Perspective - (2022) Volume 11, Issue 3

Exponentiated Standardized Half Logistic Distribution

Hayashi Nakao*
*Correspondence: Hayashi Nakao, Department of Mathematics, Osaka University, Toyonaka, Osaka, Japan, Email:
Department of Mathematics, Osaka University, Toyonaka, Osaka, Japan

Received: 05-Mar-2022, Manuscript No. jacm-22-65874; Editor assigned: 07-Mar-2022, Pre QC No. P-65874; Reviewed: 21-Mar-2022, QC No. Q-65874; Revised: 22-Mar-2022, Manuscript No. R-65874; Published: 29-Mar-2022 , DOI: 10.37421/ 2168-9679.2022.11.461
Citation: Nakao, Hayashi. “Exponentiated Standardized Half Logistic Distribution.” J Appl Computat Math 11 (2022): 461.
Copyright: © 2022 Nakao H. This is an open-access article distributed under the terms of the Creative Commons Attribution License, which permits unrestricted use, distribution, and reproduction in any medium, provided the original author and source are credited.

Introduction

Rainfall intensity prediction or forecast is vital in designing hydraulic structures and flood and erosion control structures. In this work, meteorological data were obtained from the National Aeronautics and Space Administration’s (NASA) website. Models estimating maximum rainfall intensities were derived, and some meteorological factors’ effects on the models were tested. The meteorological factors considered include annual relative humidity averages, specific humidity, temperature range at 2 m, maximum temperature, and minimum temperature. This research was aimed at developing a model for estimating maximum rainfall intensities, and the effects of various meteorological factors on the models were investigated. The exponentiated standardized half logistic distribution (ESLD) was used to model the effects of the factors and return periods on 35 years’ (1984–2018) annual maxima monthly rainfall intensities for Port Harcourt metropolis, Nigeria. The model parameters were estimated using the maximum likelihood estimation method. Compared with the results from the five standard distributions, three criteria were used to determine the best-performed distribution. These indicated that the ESLD performed considerably better than the other five compared distributions. Only the return period had significant effects on the model for the rainfall intensity prediction since, while the effects of the meteorological factors are insignificant.

Description

Different meteorological conditions impact precipitation in three ways: (1) how intense it is, (2) how large it is, and (3) how long it lasts. The parameters such as minimum and maximum temperatures, specific humidity, and relative humidity may affect climatic conditions. Since the 1960s, the public has focused attention on how rapidly industrial and agricultural expansion is taking place and other things such as changes in climate and precipitation, climate change, and human activities on water resources management. The conclusion to be drawn from this research is that it is reasonable to say that precipitation and temperature are highly relevant factors in investigations related to climate change and hydrologic cycle change.

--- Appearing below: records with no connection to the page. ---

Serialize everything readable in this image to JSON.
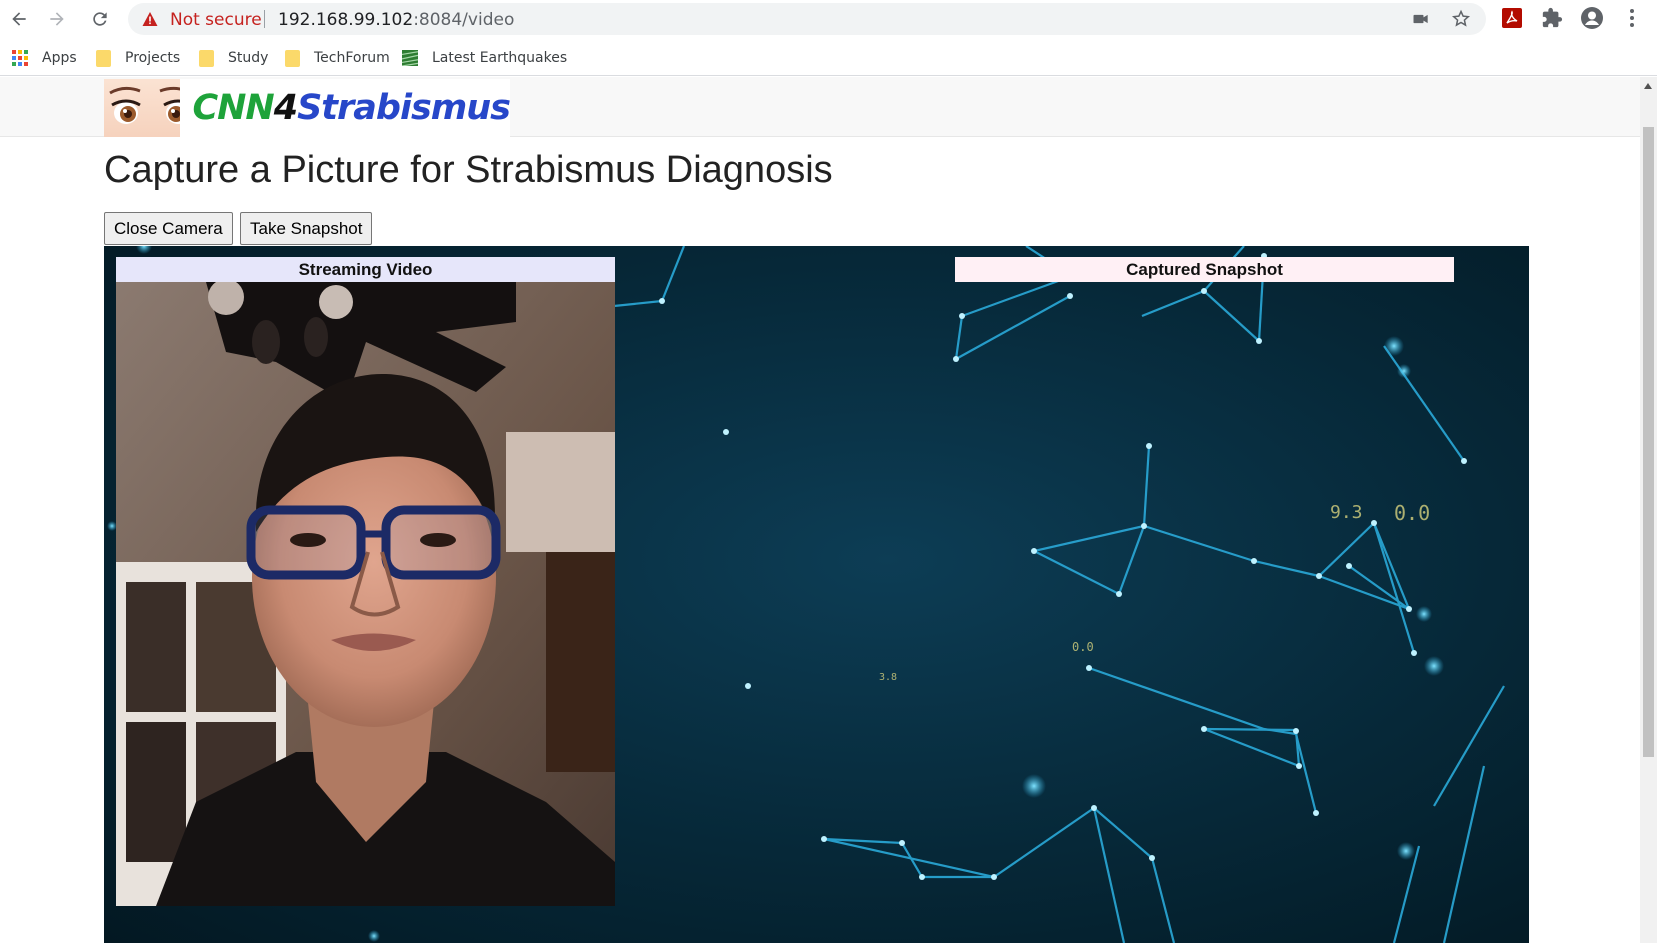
{
  "browser": {
    "security_label": "Not secure",
    "url_host": "192.168.99.102",
    "url_rest": ":8084/video",
    "icons": [
      "back-icon",
      "forward-icon",
      "reload-icon",
      "warning-icon",
      "camera-icon",
      "star-icon",
      "pdf-extension-icon",
      "extensions-icon",
      "profile-icon",
      "menu-icon"
    ]
  },
  "bookmarks": [
    {
      "label": "Apps",
      "icon": "apps-grid-icon"
    },
    {
      "label": "Projects",
      "icon": "folder-icon"
    },
    {
      "label": "Study",
      "icon": "folder-icon"
    },
    {
      "label": "TechForum",
      "icon": "folder-icon"
    },
    {
      "label": "Latest Earthquakes",
      "icon": "earthquake-icon"
    }
  ],
  "site": {
    "logo_text_cnn": "CNN",
    "logo_text_4": "4",
    "logo_text_rest": "Strabismus"
  },
  "page": {
    "title": "Capture a Picture for Strabismus Diagnosis",
    "close_camera_label": "Close Camera",
    "take_snapshot_label": "Take Snapshot",
    "streaming_video_header": "Streaming Video",
    "captured_snapshot_header": "Captured Snapshot",
    "bg_numbers": [
      "9.3",
      "0.0",
      "0.0",
      "3.8"
    ]
  },
  "colors": {
    "streaming_header_bg": "#e6e6fa",
    "snapshot_header_bg": "#fff0f5",
    "stage_bg": "#062838",
    "network_line": "#2aa9d8",
    "not_secure": "#c5221f"
  }
}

Extreme value studies are critical for engineering applications in determining extreme occurrences or loads. Examples of such events include the yearly maximum wind speed, the annual maximum daily streamflow, the annual maximum rainfall and runoff, and the annual maximum seismic motions. Various fields of study, including engineering, hydrology, water resources, water quality and quantity modelling, flood monitoring, drought forecast, soil erosion estimation, and a slew of others, benefit from analyzing rainfall data. An indepth understanding of the rainfall’s spatial and temporal distribution pattern is essential for practical water resource evaluation, planning, and management, as well as for agricultural planning and production. In addition, determining the probability and frequency of precipitation can assist policymakers in predicting floods, warning people about floods, and investigating the consequences of floods. Rainfall is a random occurrence that carries with it a certain amount of uncertainty. As a result, estimating rainfall is challenging due to its temporal and spatial unpredictability; yet, forecasting or reanalysis of rainfall is achievable through the use of historical meteorological data. As a result, the necessity of probabilistic analyses and explanations is justified. In this context, probabilistic analyses include probabilistic plotting positions, which estimate the frequencies and likelihoods that rainfall intensities will occur, and probability distributions, which are used to estimate reanalysis of forecast rainfall intensities.

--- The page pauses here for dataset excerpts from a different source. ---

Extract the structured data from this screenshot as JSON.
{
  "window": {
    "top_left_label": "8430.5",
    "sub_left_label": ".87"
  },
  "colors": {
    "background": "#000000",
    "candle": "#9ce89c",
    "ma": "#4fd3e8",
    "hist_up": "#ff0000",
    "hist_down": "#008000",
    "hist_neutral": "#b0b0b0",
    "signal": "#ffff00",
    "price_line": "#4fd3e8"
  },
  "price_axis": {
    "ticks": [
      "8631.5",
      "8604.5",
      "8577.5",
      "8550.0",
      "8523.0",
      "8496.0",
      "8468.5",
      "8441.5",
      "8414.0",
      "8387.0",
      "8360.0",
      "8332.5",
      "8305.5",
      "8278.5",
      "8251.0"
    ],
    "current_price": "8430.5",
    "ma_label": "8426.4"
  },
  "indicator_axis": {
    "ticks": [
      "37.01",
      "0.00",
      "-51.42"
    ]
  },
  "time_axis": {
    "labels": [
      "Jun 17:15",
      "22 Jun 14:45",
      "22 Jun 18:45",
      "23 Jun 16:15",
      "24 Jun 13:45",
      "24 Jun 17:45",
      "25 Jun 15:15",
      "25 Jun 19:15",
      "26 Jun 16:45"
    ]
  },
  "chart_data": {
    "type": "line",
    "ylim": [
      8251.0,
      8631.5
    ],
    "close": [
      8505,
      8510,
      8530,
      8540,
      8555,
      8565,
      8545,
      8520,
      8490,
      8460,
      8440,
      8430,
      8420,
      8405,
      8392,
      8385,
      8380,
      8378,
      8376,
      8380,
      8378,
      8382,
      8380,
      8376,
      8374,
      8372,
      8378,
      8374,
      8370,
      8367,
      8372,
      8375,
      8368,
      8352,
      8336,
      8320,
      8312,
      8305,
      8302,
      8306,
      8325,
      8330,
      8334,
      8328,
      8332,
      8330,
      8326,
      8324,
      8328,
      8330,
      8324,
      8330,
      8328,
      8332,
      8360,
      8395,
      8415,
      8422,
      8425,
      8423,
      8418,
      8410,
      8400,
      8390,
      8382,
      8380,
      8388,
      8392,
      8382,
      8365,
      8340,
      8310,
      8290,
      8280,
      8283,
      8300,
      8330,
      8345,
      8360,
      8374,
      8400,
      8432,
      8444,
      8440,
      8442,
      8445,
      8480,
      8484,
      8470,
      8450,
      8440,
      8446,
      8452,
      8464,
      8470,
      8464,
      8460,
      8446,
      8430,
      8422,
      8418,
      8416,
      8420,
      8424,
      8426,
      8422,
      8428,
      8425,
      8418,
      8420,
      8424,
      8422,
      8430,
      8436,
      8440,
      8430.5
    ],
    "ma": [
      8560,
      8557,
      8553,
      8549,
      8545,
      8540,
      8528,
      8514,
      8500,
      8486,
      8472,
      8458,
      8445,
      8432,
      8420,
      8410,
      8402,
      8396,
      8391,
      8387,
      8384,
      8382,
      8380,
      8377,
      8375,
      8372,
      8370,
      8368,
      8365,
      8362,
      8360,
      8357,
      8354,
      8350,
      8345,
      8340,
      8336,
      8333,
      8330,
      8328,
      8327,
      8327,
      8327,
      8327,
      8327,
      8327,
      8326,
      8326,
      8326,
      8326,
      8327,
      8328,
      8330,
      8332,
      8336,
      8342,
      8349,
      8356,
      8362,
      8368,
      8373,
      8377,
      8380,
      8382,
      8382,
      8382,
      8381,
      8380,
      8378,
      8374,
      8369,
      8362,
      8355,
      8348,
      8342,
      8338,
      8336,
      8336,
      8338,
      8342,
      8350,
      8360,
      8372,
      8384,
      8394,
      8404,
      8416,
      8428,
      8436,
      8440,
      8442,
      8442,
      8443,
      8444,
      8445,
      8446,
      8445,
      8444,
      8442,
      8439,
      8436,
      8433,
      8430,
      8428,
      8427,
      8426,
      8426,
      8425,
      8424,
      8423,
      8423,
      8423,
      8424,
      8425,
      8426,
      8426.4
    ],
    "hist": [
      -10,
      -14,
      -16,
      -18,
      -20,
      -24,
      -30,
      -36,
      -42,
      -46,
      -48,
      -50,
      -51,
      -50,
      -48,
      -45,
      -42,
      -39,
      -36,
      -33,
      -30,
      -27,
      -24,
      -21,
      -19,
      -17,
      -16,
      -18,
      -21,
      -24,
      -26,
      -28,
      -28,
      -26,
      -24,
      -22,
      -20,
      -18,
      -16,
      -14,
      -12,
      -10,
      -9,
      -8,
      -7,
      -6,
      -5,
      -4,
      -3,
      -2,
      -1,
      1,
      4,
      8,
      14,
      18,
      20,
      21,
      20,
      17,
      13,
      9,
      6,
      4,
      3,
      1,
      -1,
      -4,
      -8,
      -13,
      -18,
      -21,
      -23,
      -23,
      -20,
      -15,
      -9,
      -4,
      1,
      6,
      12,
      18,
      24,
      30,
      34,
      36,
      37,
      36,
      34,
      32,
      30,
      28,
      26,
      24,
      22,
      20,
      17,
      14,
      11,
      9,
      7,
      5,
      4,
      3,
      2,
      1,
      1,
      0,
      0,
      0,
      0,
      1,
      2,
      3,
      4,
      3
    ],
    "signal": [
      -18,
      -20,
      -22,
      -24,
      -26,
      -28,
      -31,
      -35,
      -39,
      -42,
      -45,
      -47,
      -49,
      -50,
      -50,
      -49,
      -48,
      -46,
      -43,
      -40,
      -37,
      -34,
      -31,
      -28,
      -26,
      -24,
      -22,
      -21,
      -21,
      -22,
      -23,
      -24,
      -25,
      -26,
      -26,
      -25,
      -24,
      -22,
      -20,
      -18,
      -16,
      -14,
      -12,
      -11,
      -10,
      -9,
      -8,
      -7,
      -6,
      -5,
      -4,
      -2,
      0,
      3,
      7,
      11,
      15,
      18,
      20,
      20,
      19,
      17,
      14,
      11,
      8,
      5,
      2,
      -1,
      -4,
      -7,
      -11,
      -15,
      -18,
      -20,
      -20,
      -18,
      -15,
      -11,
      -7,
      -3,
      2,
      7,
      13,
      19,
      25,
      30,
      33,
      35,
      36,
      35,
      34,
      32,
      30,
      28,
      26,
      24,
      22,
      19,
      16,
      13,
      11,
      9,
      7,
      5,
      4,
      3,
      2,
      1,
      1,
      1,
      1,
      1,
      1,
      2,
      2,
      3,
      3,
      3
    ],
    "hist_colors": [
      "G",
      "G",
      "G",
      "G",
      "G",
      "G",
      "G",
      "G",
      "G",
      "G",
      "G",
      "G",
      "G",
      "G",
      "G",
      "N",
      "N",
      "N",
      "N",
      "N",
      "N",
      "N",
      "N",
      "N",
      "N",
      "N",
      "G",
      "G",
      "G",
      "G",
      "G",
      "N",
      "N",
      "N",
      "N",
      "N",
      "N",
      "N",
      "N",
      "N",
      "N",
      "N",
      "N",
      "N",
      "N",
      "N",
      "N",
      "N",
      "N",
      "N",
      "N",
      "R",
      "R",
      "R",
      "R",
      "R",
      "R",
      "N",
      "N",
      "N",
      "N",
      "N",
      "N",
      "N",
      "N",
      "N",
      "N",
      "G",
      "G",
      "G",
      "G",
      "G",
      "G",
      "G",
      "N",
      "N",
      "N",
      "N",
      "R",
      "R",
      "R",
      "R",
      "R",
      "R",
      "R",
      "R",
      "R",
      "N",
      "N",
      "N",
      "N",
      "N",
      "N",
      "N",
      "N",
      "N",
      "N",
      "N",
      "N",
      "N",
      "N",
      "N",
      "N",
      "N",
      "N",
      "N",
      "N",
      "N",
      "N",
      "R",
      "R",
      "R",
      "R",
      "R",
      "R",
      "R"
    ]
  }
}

Frequency analysis is done by analytically fitting selected probability distribution to data. It might involve graphical plotting for distribution evaluation and outliers’ detection. Several distributions exist and are still being developed. However, choosing the best and appropriate distribution for hydrological data has always remained a subject of research in hydrology. Plotting positions are estimated as probabilities of cumulative density function. When probability distributions are being fitted to ranked data, several methods presently exist for positioning the ranked data on the cumulative distribution axis based on the distribution being considered. Most probability distributions can be modified for random hydrologic variables; however, choosing the best distribution for hydrologic analysis is a herculean task.

Several researchers in the past had concentrated efforts on using probability distributions to analyze long-term precipitation data for numerous areas of the world. Beskow et al. compared kappa and generalized extreme value multiparameter distributions (GEV) with the Gumbel and log-normal twoparameter distributions using Filliben, Anderson-Darling Kolmogorov-Smirnov, and chi-square tests for extreme rainfall in the Rio Grande do Sul state, Brazil. The researchers posited that kappa and GEV distributions gave the best performance. These implied that multiparameter probability distributions have better performances than 2-parameter distributions for precipitation data in the Brazilian state. Moccia et al. investigated the best fit probability distribution for two different climates in Italy by comparing light-tailed and heavy-tailed distributions. The Kolmogorov-Smirnov and ratio mean square error tests were used to assess the performances of the distributions. It was concluded from the study that heavy-tailed distributions give a better description of empirical data than light-tailed distributions. Amin et al. also analyzed annual maximum 24-hour rainfall for different rainfall gauging stations in the northern region of Pakistan using four different probability distributions. The researchers tested log Pearson type III, log normal, the normal, and Gumbel maximum distributions. Based on the goodness of fit, the normal and log Pearson type III distributions had the best performances for different rainfall gauging stations [1-5].

Conclusion

Despite these enormous studies, there is still a dearth of research on the existing relationships between annual maximum rainfall and other meteorological factors such as average annual relative humidity, average specific humidity, average maximum temperature, average minimum temperature, average range temperature, and average temperature (both at 2 m above the ground surface). In this research, the exponentiated half logistic is presented as an alternative distribution in modelling rainfall intensities. Furthermore, the contributions of some meteorological factors to maximum rainfall intensities were assessed. In conjunction with the frequency of annual maximum monthly rainfall of the Port Harcourt (PH) metropolis, these factors were subjected to six probability distributions. This comparison was made between the exponentiated standardized half logistic distribution and existing previously tested literature distributions. One of the appeals of the exponentiated half logistic distribution is its flexibility in fitting datasets due to the exponential power parameter. This parameter is the shape parameter that helps the distribution create shapes likened to the shape of the density of the dataset under study.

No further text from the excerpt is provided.